“Testing Assumptions” – Patrick O’ReillyMay 9, 2014
Often when confronted with a new assignment you may find yourself completely unfamiliar with the project at hand, and as such you will need to draw from your wealth of knowledge to assist you in coming up with your recommendations.
Making assumptions about the nature of the organization, or how you expect the business to operate, can greatly assist your ability to brainstorm effective solutions to the problem. However, it’s important to acknowledge that your own inherent biases and predispositions will influence the assumptions you make, and as such it may prevent you from truly being able to objectively assess the nature of the problem.

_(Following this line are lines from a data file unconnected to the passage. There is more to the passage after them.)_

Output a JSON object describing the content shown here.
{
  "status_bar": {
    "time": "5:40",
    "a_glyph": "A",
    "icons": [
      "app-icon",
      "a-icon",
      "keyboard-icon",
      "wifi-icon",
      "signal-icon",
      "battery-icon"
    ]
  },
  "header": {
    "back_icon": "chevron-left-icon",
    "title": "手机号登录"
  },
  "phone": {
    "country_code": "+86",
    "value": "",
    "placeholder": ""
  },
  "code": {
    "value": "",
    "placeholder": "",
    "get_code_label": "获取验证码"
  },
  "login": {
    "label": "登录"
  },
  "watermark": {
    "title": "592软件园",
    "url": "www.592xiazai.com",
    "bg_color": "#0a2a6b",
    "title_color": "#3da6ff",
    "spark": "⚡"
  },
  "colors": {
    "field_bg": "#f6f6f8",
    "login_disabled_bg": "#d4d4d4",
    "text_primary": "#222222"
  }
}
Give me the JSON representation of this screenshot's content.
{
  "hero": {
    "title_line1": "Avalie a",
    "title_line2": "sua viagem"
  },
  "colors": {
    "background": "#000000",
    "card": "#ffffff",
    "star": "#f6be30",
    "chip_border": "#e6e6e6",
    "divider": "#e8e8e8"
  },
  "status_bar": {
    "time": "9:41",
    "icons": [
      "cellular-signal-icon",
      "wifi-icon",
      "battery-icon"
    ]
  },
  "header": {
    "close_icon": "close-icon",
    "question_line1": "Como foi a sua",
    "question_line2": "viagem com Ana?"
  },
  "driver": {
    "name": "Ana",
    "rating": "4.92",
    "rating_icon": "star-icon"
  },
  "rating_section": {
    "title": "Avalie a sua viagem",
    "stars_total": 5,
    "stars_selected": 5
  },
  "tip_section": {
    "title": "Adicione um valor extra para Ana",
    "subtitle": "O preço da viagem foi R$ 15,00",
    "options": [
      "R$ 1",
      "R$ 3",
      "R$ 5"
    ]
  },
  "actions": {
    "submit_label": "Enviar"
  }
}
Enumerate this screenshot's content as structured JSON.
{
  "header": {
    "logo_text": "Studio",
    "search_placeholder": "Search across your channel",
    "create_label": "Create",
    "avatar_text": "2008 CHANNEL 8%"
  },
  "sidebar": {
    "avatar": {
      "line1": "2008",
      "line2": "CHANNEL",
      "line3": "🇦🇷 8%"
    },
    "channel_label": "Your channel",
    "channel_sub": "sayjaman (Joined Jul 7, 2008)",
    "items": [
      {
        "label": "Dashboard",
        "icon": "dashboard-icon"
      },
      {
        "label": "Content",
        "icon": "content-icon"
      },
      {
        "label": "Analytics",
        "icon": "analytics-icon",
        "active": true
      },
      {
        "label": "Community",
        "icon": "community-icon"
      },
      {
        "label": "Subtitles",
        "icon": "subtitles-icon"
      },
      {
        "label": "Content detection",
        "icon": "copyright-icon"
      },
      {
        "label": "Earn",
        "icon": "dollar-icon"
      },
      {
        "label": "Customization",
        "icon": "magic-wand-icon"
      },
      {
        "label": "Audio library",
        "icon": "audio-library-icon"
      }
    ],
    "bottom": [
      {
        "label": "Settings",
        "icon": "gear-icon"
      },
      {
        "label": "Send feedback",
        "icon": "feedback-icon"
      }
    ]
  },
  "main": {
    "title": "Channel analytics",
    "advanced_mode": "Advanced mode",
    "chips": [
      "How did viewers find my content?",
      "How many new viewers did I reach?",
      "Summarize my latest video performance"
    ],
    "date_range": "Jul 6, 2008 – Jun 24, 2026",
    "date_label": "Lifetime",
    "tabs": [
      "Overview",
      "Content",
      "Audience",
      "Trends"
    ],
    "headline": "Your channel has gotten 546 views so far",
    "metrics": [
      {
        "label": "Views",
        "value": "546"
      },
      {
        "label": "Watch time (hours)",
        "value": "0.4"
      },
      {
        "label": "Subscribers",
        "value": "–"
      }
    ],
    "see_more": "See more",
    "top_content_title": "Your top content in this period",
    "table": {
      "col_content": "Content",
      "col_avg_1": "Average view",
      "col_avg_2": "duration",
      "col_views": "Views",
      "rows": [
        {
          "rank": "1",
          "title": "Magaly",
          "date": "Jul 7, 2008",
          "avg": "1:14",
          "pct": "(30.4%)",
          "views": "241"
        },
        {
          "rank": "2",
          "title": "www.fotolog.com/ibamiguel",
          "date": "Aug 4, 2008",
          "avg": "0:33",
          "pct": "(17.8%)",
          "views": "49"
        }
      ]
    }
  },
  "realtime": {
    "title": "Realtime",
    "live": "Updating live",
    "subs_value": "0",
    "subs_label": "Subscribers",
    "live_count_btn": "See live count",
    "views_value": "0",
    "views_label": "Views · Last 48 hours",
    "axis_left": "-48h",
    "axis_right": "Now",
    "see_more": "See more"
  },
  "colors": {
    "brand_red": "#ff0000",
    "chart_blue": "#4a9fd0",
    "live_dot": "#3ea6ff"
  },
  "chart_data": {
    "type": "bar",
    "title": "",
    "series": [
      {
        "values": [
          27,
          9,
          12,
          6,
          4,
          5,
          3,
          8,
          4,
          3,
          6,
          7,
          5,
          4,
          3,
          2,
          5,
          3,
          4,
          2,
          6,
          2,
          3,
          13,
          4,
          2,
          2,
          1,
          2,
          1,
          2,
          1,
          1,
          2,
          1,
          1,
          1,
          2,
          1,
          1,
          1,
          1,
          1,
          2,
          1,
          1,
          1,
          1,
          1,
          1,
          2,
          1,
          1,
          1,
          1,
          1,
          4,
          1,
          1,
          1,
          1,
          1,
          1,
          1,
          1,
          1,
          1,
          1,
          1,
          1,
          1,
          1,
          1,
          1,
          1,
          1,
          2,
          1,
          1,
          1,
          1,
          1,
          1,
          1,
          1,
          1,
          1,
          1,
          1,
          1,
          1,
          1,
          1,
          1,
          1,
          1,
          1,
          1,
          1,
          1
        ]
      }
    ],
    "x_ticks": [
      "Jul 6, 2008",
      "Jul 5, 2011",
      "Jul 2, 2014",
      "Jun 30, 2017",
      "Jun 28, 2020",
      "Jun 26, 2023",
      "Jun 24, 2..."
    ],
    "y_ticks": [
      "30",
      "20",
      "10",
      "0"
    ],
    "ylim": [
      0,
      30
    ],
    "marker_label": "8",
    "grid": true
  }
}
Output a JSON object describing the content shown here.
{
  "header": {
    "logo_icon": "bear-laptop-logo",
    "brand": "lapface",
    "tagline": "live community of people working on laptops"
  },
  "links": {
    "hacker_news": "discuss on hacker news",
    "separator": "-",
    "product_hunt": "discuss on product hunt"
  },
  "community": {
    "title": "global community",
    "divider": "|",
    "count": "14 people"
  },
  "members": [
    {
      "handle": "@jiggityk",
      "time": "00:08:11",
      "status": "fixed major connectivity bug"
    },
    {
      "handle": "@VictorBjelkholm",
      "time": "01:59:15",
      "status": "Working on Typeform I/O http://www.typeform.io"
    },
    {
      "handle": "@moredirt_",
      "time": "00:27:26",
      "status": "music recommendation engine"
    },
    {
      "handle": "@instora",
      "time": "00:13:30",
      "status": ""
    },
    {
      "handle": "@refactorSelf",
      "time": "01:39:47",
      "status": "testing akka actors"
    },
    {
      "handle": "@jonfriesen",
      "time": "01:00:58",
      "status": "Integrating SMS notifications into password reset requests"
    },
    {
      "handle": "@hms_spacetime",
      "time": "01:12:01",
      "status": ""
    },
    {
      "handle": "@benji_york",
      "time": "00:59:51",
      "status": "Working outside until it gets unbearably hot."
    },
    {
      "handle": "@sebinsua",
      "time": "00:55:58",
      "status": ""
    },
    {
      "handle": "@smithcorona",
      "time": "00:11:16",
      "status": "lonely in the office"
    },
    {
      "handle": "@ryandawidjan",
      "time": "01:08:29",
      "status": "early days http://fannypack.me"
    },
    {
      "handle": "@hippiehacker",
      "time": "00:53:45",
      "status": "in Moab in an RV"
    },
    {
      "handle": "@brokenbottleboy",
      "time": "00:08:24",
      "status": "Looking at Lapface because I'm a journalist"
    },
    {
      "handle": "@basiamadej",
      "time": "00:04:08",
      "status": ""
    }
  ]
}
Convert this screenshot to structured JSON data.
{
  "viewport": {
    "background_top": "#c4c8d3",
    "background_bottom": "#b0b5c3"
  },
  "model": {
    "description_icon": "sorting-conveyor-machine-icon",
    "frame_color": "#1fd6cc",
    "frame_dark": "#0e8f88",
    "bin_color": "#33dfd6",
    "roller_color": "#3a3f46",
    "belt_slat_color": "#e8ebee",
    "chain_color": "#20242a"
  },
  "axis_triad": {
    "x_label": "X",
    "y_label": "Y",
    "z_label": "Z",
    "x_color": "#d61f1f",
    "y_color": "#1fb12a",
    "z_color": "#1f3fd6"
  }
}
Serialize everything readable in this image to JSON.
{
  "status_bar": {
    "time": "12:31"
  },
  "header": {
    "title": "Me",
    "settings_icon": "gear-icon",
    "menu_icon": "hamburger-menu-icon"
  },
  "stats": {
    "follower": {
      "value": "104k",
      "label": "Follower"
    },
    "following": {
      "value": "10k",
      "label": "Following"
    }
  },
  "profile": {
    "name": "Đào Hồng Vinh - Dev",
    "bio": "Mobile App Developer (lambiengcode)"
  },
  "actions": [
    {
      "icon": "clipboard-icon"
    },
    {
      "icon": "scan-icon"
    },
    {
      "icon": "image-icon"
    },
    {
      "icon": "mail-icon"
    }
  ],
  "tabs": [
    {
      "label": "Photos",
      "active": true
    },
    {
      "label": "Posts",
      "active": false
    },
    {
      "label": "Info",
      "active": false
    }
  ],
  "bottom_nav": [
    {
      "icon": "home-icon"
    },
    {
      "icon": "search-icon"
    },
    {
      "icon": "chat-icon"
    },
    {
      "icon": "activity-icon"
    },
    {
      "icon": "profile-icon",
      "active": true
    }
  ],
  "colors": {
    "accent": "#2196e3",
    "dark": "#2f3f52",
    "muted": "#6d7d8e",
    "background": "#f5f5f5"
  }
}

When starting work on a project, make sure your team asks themselves what assumptions they are making about the project, the intended outcome, the constraints, the priorities of the organisation and their criteria for success, among others.
Consider all Factors
One helpful way in which this can be achieved is by using a ‘Consider All Factors’ approach; this will help you avoid overlooking essential aspects of the problem you are trying to solve. Get your team to come together to brainstorm all the potential factors that could influence the outcome of the project, these may include such things as budget, expenses, management competency, government regulations, resources, constraints…. anything you think may influence the outcome of your project. Once you have compiled a list of your top influencing factors you can begin to discuss your reasoning for their inclusion, what makes it important? If it were changed would it significantly affect you achieving your goal? By forcing yourself to question the assumptions you have made about the business, you place yourself in a better position to objectively determine the impact that factor has on your overall goal.
Write Down Assumptions
Another way to check your assumptions is to simply write them down as you work and, when suitable, come back to test your claim. For example, say hypothetically you are working on a project to improve the circulation of a local newsletter; you may need to make an assumption on the amount of people you could reasonably expect to reach by distributing in a new area. Is there any empirical evidence to back up your claim? Could you find any comparable data from similar organizations to check your assertion?
You may find that by applying this method of critique, your project recommendations will become stronger overall. Each false or conflicting assumption you find will help make your recommendation stronger, and it is important that you test your assumptions continuously in order to create a more robust piece of work.